We had a killer ice storm in Virginia at the end of January. It trapped us in our house for, no joke, a whole week. Seven inches of snow covered in a half inch of ice. Nuts! But it came with a blessing: I could finish my line edits quickly. Draft four was done before February 1st.
Then it went to betas. Three for my first round, then two more right after when the first three had mostly similar feedback (overwhelmingly positive, just confusion sprinkled throughout, mostly in the same spots for all three). My two additional betas had different feedback, which gave me enough places to make edits for my post-beta draft five, which I finished in early March 2026.
This is the draft that went to RevPit. The draft I thought query-ready, at least to the best of my ability.

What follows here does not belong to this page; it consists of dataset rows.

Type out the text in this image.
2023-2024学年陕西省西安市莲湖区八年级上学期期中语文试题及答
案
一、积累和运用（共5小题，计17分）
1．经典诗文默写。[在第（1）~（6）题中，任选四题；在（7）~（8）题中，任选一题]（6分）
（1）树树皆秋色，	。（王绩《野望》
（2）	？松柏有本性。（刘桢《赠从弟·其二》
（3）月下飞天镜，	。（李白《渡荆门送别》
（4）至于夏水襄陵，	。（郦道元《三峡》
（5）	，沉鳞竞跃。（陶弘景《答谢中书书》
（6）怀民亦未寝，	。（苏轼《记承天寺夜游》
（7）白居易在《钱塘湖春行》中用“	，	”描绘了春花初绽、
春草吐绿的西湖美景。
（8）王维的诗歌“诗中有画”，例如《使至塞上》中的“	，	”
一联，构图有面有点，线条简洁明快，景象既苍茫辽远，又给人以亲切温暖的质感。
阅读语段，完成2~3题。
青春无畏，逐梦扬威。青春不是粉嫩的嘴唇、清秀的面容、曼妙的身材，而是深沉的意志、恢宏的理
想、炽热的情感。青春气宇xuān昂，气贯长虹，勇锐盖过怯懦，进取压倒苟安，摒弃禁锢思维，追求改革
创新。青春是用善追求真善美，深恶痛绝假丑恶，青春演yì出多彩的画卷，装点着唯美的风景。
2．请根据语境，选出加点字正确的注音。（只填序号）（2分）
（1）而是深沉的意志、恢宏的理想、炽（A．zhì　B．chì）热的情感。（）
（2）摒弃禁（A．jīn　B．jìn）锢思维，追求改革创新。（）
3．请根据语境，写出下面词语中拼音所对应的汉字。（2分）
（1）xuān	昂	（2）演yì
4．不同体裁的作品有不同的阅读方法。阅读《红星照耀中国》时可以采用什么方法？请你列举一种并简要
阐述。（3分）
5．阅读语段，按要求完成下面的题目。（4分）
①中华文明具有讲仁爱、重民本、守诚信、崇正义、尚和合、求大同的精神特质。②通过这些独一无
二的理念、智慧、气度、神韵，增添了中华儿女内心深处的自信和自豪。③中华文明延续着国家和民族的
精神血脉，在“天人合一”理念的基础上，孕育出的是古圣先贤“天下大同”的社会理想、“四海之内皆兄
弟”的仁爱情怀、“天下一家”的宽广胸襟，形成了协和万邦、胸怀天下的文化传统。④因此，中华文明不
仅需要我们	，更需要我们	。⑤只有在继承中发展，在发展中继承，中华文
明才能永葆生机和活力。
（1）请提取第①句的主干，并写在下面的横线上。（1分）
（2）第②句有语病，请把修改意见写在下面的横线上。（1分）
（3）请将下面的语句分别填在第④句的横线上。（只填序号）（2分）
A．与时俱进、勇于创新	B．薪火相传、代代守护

RevPit gave me time to sit on my draft. It also gave me a core piece of advice: write the story you love, but highlight what makes it marketable.
For me, that meant changing the “romantic subplot.” I’d been reluctant to, I have to be honest. It wasn’t supposed to be a proper romantic subplot, more just another complication for the main character to navigate (an ex-fiancé). But a few beta readers pointed out that it felt underdeveloped, which meant I’d developed it too much to not be a proper subplot, and now it was sitting in an unsatisfying space between “romance” and “two people who used to love each other.”
I sat on it for a few days. Thought about what edits might look like. Called back to the days when all I wrote was genre Romance. Then, late April 2026, I dived into my last big round of edits.
By May 8th, I was done. I sent it off to three new betas and now I’m waiting for feedback. Betas, if you’re reading this, the clock is ticking.
(Kidding, of course. Please take your time.)
Spoiler, though: all that patience I had last spring is gone. I tossed a few queries out, just to see if I got any bites. Nothing yet, but I’ll report back if that changes!
In short, my timeline for Everwinter looks like:
- December 2024, initial idea.
- May-June 2025, planning stage.
- June 30th, 2025, first words written.
- September 1st, 2025, first draft finished.
- October 20th, 2025, second draft finished.
- Sometime in January 2026, third draft finished (post alpha feedback).
- End of January 2026, fourth draft finished (line edits).
- Early March 2026, fifth draft finished (post beta feedback).
- May 8th, 2026, sixth draft finished (post subplot-redo).
- May 14th, 2026, first queries sent.
It’s been a fun ride! I’ll kick off querying seriously when I get my new beta feedback, and then this bad boy will sit in the trenches for six-ish months till I call it. Then it’ll be time to query something else (provided there aren’t a million requests still out on Everwinter, haha).
What’s next? Let’s just say: Howl’s Moving Castle meets Downton Abbey in an MM romantasy (fantasy romance?) about a manor’s caretaker and the old lord that disappeared.

Everwinter in .epub on my Kobo. I love getting to read drafts on this thing. Also—check out the cabinet behind it. Kitchen 2.0 is finally happening! More on that soon.